The revolutionary workers of Petrograd frustrated this infernal plan of their enemy.

In an English newspaper I recently read an article in which it was stated that Petrograd “was to a certain extent a fetish for the Bolsheviki.” The conquest of Petrograd would, the article said, decapitate the Bolsheviki.

This English bourgeois paper was not entirely wrong. Of course Petrograd is not exactly a “fetish” for us; of course the revolutionary proletarians have not and cannot have any fetishes. But Red Petrograd, the great producer of insurrection, the first city of the proletarian revolution, cradle of the third international, is truly the most precious city for us.

And Petrograd is by no means a “relic” for us as was written some time ago by one of the less far sighted adherents of the Soviet power. We defend Petrograd and we must defend it, not only as a historical monument to the revolution, as a city to which we owe much for what is has done in the past. No, Petrograd even now remains the flaming heart of Soviet Russia. Petrograd is still the inexhaustible fountain for the most skilled representatives of the proletarian advance guard; Petrograd at this moment is the center of the proletarian struggle. Petrograd is still supplying Soviet Russian with the most able leaders for [unintelligible]. Even now, in the poorest period of its industrial life Petrograd must still be considered as the most important furnisher to the Red Army.

Petrograd approaches the second anniversary of the Proletarian Revolution in a particularly difficult position. But the Petrograd proletarian has not yet lost, and will not lose his brisk spirit. The wild gusts of storm have not cast us down, nor will the cold autumn extinguish our courage – that is what the workers – men and women – of Petrograd say to themselves.

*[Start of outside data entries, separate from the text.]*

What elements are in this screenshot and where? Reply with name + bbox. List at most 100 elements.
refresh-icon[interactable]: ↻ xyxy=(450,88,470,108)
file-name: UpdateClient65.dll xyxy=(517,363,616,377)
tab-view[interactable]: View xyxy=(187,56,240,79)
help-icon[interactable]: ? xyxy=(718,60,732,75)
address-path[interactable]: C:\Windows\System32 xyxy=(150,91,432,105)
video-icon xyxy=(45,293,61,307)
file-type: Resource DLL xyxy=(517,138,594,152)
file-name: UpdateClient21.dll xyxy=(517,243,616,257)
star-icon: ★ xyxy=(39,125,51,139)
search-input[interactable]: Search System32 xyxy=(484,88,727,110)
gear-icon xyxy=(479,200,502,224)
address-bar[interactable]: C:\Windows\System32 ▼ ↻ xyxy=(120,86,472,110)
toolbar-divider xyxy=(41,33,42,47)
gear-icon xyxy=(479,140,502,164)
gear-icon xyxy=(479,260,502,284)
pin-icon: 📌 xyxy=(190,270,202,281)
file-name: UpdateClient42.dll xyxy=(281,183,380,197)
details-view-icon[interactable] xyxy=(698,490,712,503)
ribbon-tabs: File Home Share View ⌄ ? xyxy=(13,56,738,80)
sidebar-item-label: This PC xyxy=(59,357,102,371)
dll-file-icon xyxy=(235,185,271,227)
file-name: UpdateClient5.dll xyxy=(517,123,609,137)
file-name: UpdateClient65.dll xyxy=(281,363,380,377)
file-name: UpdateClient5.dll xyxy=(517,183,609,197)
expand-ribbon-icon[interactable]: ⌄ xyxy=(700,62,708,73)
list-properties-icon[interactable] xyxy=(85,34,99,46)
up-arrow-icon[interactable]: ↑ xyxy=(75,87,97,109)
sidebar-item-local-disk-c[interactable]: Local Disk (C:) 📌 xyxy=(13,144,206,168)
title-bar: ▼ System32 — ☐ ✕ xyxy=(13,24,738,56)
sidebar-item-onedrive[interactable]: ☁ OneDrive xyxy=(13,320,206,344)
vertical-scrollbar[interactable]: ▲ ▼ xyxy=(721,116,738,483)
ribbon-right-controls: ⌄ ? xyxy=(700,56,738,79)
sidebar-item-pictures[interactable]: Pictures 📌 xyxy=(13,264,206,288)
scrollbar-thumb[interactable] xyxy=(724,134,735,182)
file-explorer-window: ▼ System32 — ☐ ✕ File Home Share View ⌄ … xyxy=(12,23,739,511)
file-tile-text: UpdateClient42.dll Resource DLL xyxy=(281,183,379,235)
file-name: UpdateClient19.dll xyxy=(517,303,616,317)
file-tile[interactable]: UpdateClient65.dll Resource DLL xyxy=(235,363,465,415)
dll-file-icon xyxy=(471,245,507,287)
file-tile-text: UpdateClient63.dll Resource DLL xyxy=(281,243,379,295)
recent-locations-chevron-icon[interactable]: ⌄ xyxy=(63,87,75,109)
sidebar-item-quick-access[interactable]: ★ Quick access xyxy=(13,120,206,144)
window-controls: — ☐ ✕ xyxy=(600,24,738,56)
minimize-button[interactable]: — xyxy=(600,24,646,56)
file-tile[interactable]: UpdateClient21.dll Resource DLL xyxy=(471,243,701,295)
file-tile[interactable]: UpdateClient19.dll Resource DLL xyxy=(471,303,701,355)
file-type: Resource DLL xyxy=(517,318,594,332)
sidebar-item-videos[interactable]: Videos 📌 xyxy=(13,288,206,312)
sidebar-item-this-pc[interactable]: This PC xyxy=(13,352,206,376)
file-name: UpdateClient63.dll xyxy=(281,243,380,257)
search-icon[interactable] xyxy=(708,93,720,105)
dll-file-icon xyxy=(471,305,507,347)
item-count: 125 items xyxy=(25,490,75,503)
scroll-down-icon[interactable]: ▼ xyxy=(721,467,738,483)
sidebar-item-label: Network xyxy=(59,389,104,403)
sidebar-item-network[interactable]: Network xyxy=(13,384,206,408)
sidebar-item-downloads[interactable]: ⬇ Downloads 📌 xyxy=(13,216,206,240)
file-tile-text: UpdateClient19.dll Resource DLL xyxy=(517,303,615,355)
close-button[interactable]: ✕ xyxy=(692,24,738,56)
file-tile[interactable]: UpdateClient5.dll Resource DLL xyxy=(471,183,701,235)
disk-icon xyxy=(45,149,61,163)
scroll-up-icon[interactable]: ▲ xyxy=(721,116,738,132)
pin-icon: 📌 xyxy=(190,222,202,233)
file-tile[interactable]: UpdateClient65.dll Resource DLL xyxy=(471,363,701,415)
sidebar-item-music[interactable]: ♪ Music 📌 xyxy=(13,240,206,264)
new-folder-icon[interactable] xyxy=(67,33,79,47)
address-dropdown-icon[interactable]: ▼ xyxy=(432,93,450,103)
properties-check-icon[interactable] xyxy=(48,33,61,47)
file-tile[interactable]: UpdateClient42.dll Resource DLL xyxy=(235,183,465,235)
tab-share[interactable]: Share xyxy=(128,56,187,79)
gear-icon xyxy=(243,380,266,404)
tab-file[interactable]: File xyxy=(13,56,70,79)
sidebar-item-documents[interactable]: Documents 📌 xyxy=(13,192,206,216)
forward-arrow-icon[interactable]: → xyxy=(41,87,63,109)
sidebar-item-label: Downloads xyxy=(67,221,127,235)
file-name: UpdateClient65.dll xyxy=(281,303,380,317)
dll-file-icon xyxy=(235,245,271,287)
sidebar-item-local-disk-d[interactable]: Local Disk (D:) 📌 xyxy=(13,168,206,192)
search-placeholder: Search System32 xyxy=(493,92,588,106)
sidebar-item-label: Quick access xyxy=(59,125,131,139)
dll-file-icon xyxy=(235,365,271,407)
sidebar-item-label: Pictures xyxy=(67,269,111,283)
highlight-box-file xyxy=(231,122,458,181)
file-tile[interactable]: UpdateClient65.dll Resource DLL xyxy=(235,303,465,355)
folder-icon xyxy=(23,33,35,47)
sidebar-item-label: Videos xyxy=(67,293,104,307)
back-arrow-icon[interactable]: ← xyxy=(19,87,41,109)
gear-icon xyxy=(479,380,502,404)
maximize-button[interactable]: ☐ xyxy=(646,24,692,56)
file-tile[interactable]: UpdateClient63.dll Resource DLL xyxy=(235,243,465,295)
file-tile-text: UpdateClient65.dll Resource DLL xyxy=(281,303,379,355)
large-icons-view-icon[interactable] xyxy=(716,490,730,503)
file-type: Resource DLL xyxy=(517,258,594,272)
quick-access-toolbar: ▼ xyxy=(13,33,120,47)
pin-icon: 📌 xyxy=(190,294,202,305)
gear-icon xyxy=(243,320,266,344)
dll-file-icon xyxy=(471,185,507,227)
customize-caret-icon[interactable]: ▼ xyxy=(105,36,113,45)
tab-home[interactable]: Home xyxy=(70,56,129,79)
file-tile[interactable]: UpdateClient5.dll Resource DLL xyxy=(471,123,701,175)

On the Southern Front the situation is grave (this danger has now been past for three months). What must we do? Let us be the first to rush forward there where the danger is greatest; let us be the first to rush forward and with our breasts defend the dictatorship of the proletariat and thus carry with us and lead on in our advance the workers of the other cities and admonish the whole Russia of the peasants and workers to wage these hard fights with us and press them to a brilliant victory.

There are no better proletarians than the workers of Petrograd! There is no finer city than Red Petrograd! I know scores of worn out proletarians who literally are in love with Petrograd, and several to whom a separation from Petrograd would be as hard as a separation from one’s beloved. These old proletarian men and their young brothers in arms have a secret dream; once we have come out victorious from the civil war, we will move back the capital of Russia to Petrograd.

Let us hope that when we celebrate the third anniversary of the workers’ revolution that this dream may become a reality.

*

Footnote

1. Knowledge and Unity was the newspaper of the Russian Workers’ Association and the Queensland Socialist League, published in Brisbane, Australia, from 1918–1921. It later became the newspaper of the Brisbane branch of the Communist Party of Australia.

Based on internal references the original article was written before November 1919.